Entonces él, en la confusa medianera del sueño y la vigilia, sentencia:
- Le disparé a los limones, Eugenio… te juro que le disparé a los limones.

La idea no lo seduce de entrada, pero siente el compromiso de responder. Hay algo de complicidad en lo que le convidó Fermín, entonces acepta entrar con dos mil. Apura su vaso de vino, agarra la botella y se manda por la puerta del fondo. Mientras cruza, siente el olor denso de los cigarrillos como una pared de humo en las narices junto a las voces y risas de hombres borrachos. Alcanza a ver un limonero, en el fondo, dentro de una maceta por la que han florecido sus azahares. Piensa en florecer, como el limonero. En pedirse un taxi e irse a la mierda, eyectado de ahí, tal vez llevarle unas flores o unos limones a Eugenio. Pero la pared de humo de tabaco lo ubica enseguida más acá,  atravesando la puerta del fondo. Entonces ve una silla vacía en la mesa de los jugadores y simplemente se sienta, cambia el dinero por fichas y se suma a la ronda.

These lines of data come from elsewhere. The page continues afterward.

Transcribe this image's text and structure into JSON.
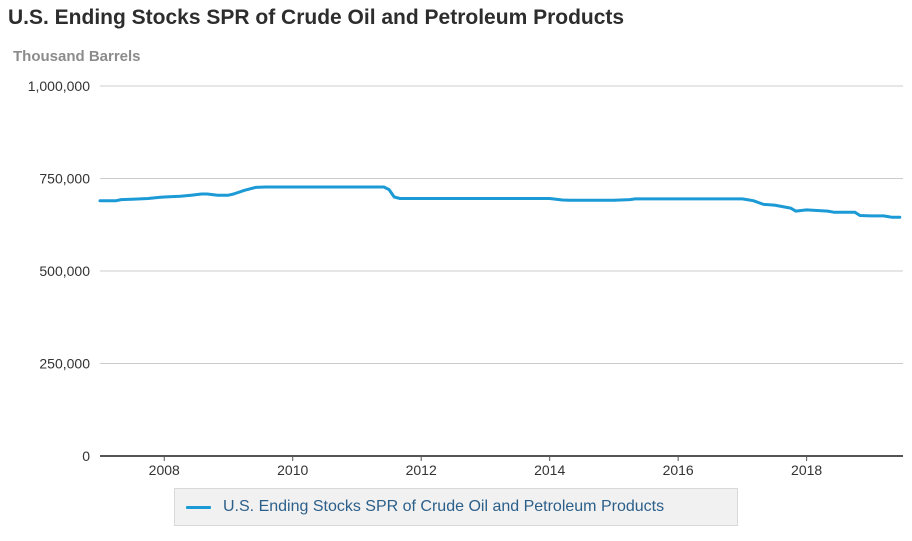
{
  "colors": {
    "series": "#1b9ad6",
    "grid": "#cccccc",
    "axis": "#555555"
  },
  "chart_data": {
    "type": "line",
    "title": "U.S. Ending Stocks SPR of Crude Oil and Petroleum Products",
    "ylabel": "Thousand Barrels",
    "xlabel": "",
    "ylim": [
      0,
      1000000
    ],
    "xlim": [
      2007.0,
      2019.5
    ],
    "y_ticks": [
      {
        "value": 0,
        "label": "0"
      },
      {
        "value": 250000,
        "label": "250,000"
      },
      {
        "value": 500000,
        "label": "500,000"
      },
      {
        "value": 750000,
        "label": "750,000"
      },
      {
        "value": 1000000,
        "label": "1,000,000"
      }
    ],
    "x_ticks": [
      {
        "value": 2008,
        "label": "2008"
      },
      {
        "value": 2010,
        "label": "2010"
      },
      {
        "value": 2012,
        "label": "2012"
      },
      {
        "value": 2014,
        "label": "2014"
      },
      {
        "value": 2016,
        "label": "2016"
      },
      {
        "value": 2018,
        "label": "2018"
      }
    ],
    "grid": true,
    "legend_position": "bottom",
    "series": [
      {
        "name": "U.S. Ending Stocks SPR of Crude Oil and Petroleum Products",
        "x": [
          2007.0,
          2007.25,
          2007.33,
          2007.5,
          2007.75,
          2007.92,
          2008.0,
          2008.25,
          2008.42,
          2008.58,
          2008.67,
          2008.83,
          2009.0,
          2009.08,
          2009.25,
          2009.42,
          2009.58,
          2009.75,
          2010.0,
          2010.5,
          2011.0,
          2011.25,
          2011.42,
          2011.5,
          2011.58,
          2011.67,
          2012.0,
          2013.0,
          2014.0,
          2014.2,
          2014.3,
          2015.0,
          2015.25,
          2015.33,
          2015.5,
          2016.0,
          2016.5,
          2017.0,
          2017.17,
          2017.33,
          2017.5,
          2017.75,
          2017.83,
          2018.0,
          2018.33,
          2018.42,
          2018.75,
          2018.83,
          2019.0,
          2019.2,
          2019.33,
          2019.45
        ],
        "y": [
          690000,
          690000,
          693000,
          694000,
          696000,
          699000,
          700000,
          702000,
          705000,
          708000,
          708000,
          705000,
          705000,
          708000,
          718000,
          726000,
          727000,
          727000,
          727000,
          727000,
          727000,
          727000,
          727000,
          720000,
          700000,
          696000,
          696000,
          696000,
          696000,
          692000,
          691000,
          691000,
          693000,
          695000,
          695000,
          695000,
          695000,
          695000,
          690000,
          680000,
          678000,
          670000,
          662000,
          665000,
          662000,
          659000,
          659000,
          650000,
          649000,
          649000,
          645000,
          645000
        ]
      }
    ]
  }
}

No le va muy bien jugando, al poco tiempo tuvo que cambiar dos mil pesos más y ya empieza a quedarse sin plata. Las manos le sudan y percibe el principio del precipicio.  Fermín le ofrece fiarle otra botella de vino, para que se relaje. La toma y de paso se pide un wiskhy.  Ya se había emborrachado cuando una desesperación electrizante empieza a subirle desde el estómago. A la falta de dinero y crédito se le suman los insultos y las burlas de los otros tipos, “Mirá este es puto, lo vamos a dejar sin un mando” “¿Sabés cómo va a tener que pagar?”

Resiste algunas horas de hostilidad creyendo, como las personas de los sacos pasados de moda, que aún le quedan oportunidades para dar vuelta la noche. Pero la borrachera, las voces y el ruido le aprietan los pensamientos dentro de la cabeza. Esos mismos pensamientos de los que intenta escapar como un polizón en la madrugada. Ahí lo ve a Eugenio, decidiéndole cagón. “Sos el chabón más cagón que conocí”.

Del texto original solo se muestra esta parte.